- Founder: Petru Șornikov Andrei Safonov Vladimir Solonari
- Founded: July 1989
- Dissolved: 1998
- Ideology: Socialism Russian nationalism
- Political position: Left-wing to far-left

= Unity Movement for Equality in Rights =

The Unity Movement for Equality in Rights (Mișcarea republicană pentru egalitate în drepturi "Unitate-Edinstvo", MUE) was a political party in Moldova.

==History==
The party was formed in July 1989 as Interfront, part of a left-wing pan-Soviet Union movement. Its founders were members of ethnic minorities including Andrey Safonov, Piotr Șornikov and Vladimir Solonari, whose aim was to counteract the Popular Front of Moldova. In 1991 Interfront MPs refused to sign the Moldovan Declaration of Independence, instead pushing for a federation within the Soviet Union split into Gagauz, Moldovan and Russian entities.

In December 1991 the party was renamed Unity Movement for Equality in Rights. It formed an alliance with the Socialist Party to contest the 1994 elections. The alliance was also supported by the then-unregistered Party of Communists of the Republic of Moldova, and won 28 seats in the election, making it the second-largest faction in Parliament after the Democratic Agrarian Party of Moldova, which had won 56 of the 104 seats.

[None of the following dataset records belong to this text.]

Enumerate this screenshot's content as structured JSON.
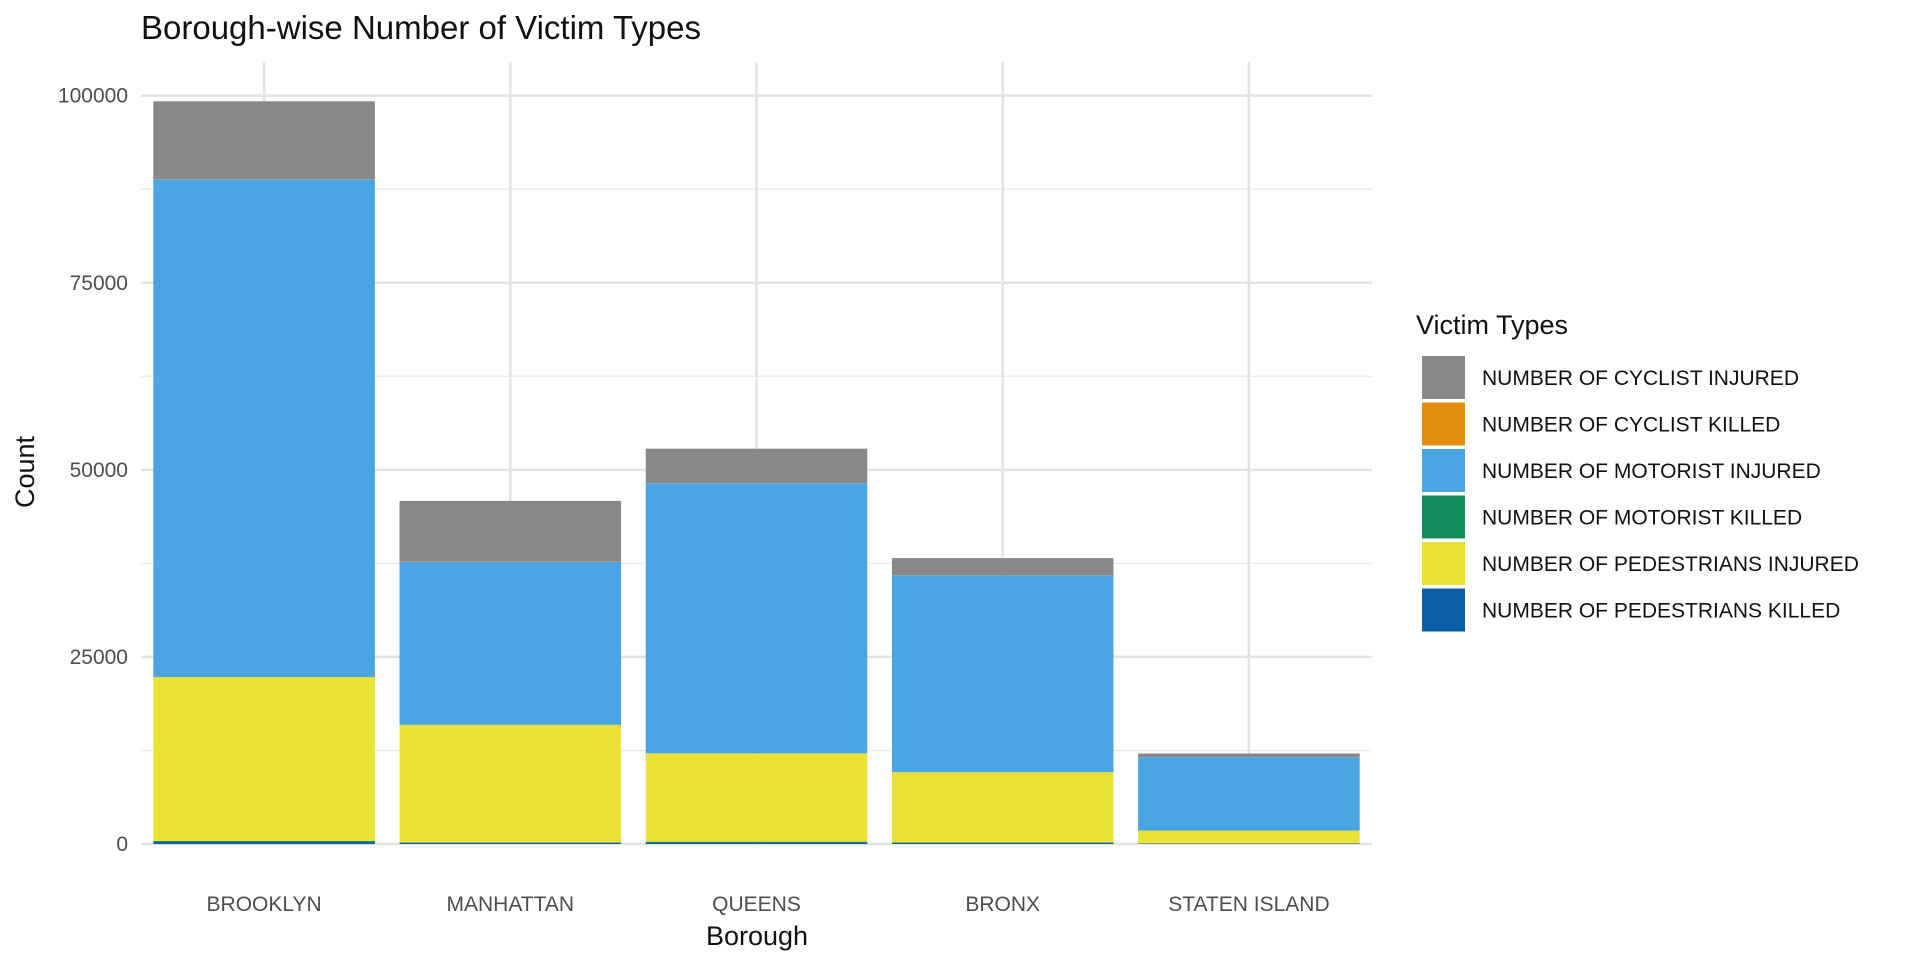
{
  "chart_data": {
    "type": "bar",
    "stacked": true,
    "title": "Borough-wise Number of Victim Types",
    "xlabel": "Borough",
    "ylabel": "Count",
    "ylim": [
      0,
      104500
    ],
    "yticks": [
      0,
      25000,
      50000,
      75000,
      100000
    ],
    "grid": true,
    "legend_position": "right",
    "legend_title": "Victim Types",
    "categories": [
      "BROOKLYN",
      "MANHATTAN",
      "QUEENS",
      "BRONX",
      "STATEN ISLAND"
    ],
    "series": [
      {
        "name": "NUMBER OF PEDESTRIANS KILLED",
        "color": "#0b5fa6",
        "values": [
          270,
          180,
          190,
          140,
          60
        ]
      },
      {
        "name": "NUMBER OF MOTORIST KILLED",
        "color": "#128c5e",
        "values": [
          140,
          40,
          120,
          60,
          30
        ]
      },
      {
        "name": "NUMBER OF PEDESTRIANS INJURED",
        "color": "#ece237",
        "values": [
          21900,
          15700,
          11800,
          9400,
          1700
        ]
      },
      {
        "name": "NUMBER OF MOTORIST INJURED",
        "color": "#4aa5e3",
        "values": [
          66500,
          21800,
          36100,
          26300,
          9800
        ]
      },
      {
        "name": "NUMBER OF CYCLIST KILLED",
        "color": "#e28f10",
        "values": [
          40,
          30,
          20,
          10,
          5
        ]
      },
      {
        "name": "NUMBER OF CYCLIST INJURED",
        "color": "#888888",
        "values": [
          10400,
          8100,
          4600,
          2300,
          500
        ]
      }
    ],
    "legend_order": [
      "NUMBER OF CYCLIST INJURED",
      "NUMBER OF CYCLIST KILLED",
      "NUMBER OF MOTORIST INJURED",
      "NUMBER OF MOTORIST KILLED",
      "NUMBER OF PEDESTRIANS INJURED",
      "NUMBER OF PEDESTRIANS KILLED"
    ]
  }
}
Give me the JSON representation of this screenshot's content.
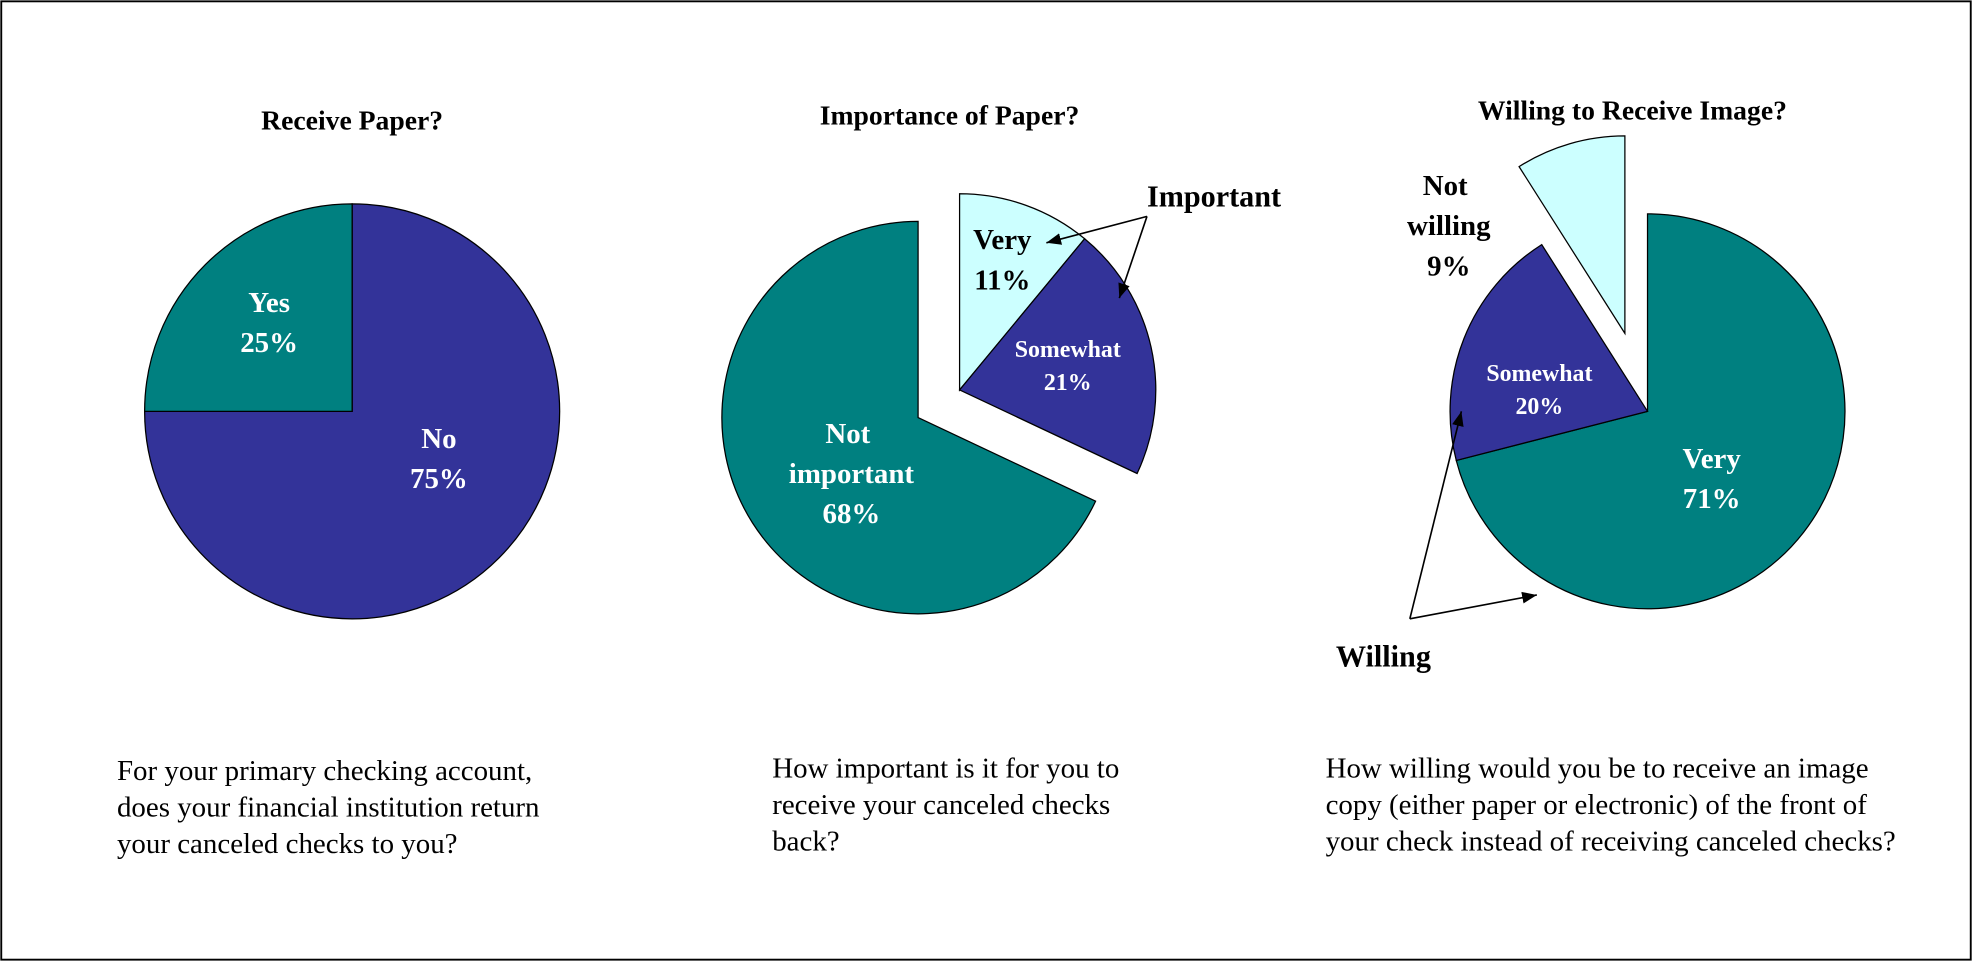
{
  "chart_data": [
    {
      "type": "pie",
      "title": "Receive Paper?",
      "categories": [
        "No",
        "Yes"
      ],
      "values": [
        75,
        25
      ],
      "value_labels": [
        "75%",
        "25%"
      ],
      "colors": [
        "#333399",
        "#008080"
      ],
      "question": "For your primary checking account, does your financial institution return your canceled checks to you?"
    },
    {
      "type": "pie",
      "title": "Importance of Paper?",
      "categories": [
        "Very",
        "Somewhat",
        "Not important"
      ],
      "values": [
        11,
        21,
        68
      ],
      "value_labels": [
        "11%",
        "21%",
        "68%"
      ],
      "colors": [
        "#ccffff",
        "#333399",
        "#008080"
      ],
      "annotation": "Important",
      "question": "How important is it for you to receive your canceled checks back?"
    },
    {
      "type": "pie",
      "title": "Willing to Receive Image?",
      "categories": [
        "Very",
        "Somewhat",
        "Not willing"
      ],
      "values": [
        71,
        20,
        9
      ],
      "value_labels": [
        "71%",
        "20%",
        "9%"
      ],
      "colors": [
        "#008080",
        "#333399",
        "#ccffff"
      ],
      "annotation": "Willing",
      "question": "How willing would you be to receive an image copy (either paper or electronic) of the front of your check instead of receiving canceled checks?"
    }
  ]
}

Prior to the 1998 elections the MUE joined the Socialist Unity alliance alongside the Socialist Party, the Union of Communists of Moldova and the Vatan Popular Party. However, the alliance failed to win a seat. The Socialist Party later joined the Braghiș Alliance, whilst the other parties, including MUE, did not re-register. Its ideological successors are the Party of Communists of the Republic of Moldova, as well as the Party of Socialists of the Republic of Moldova.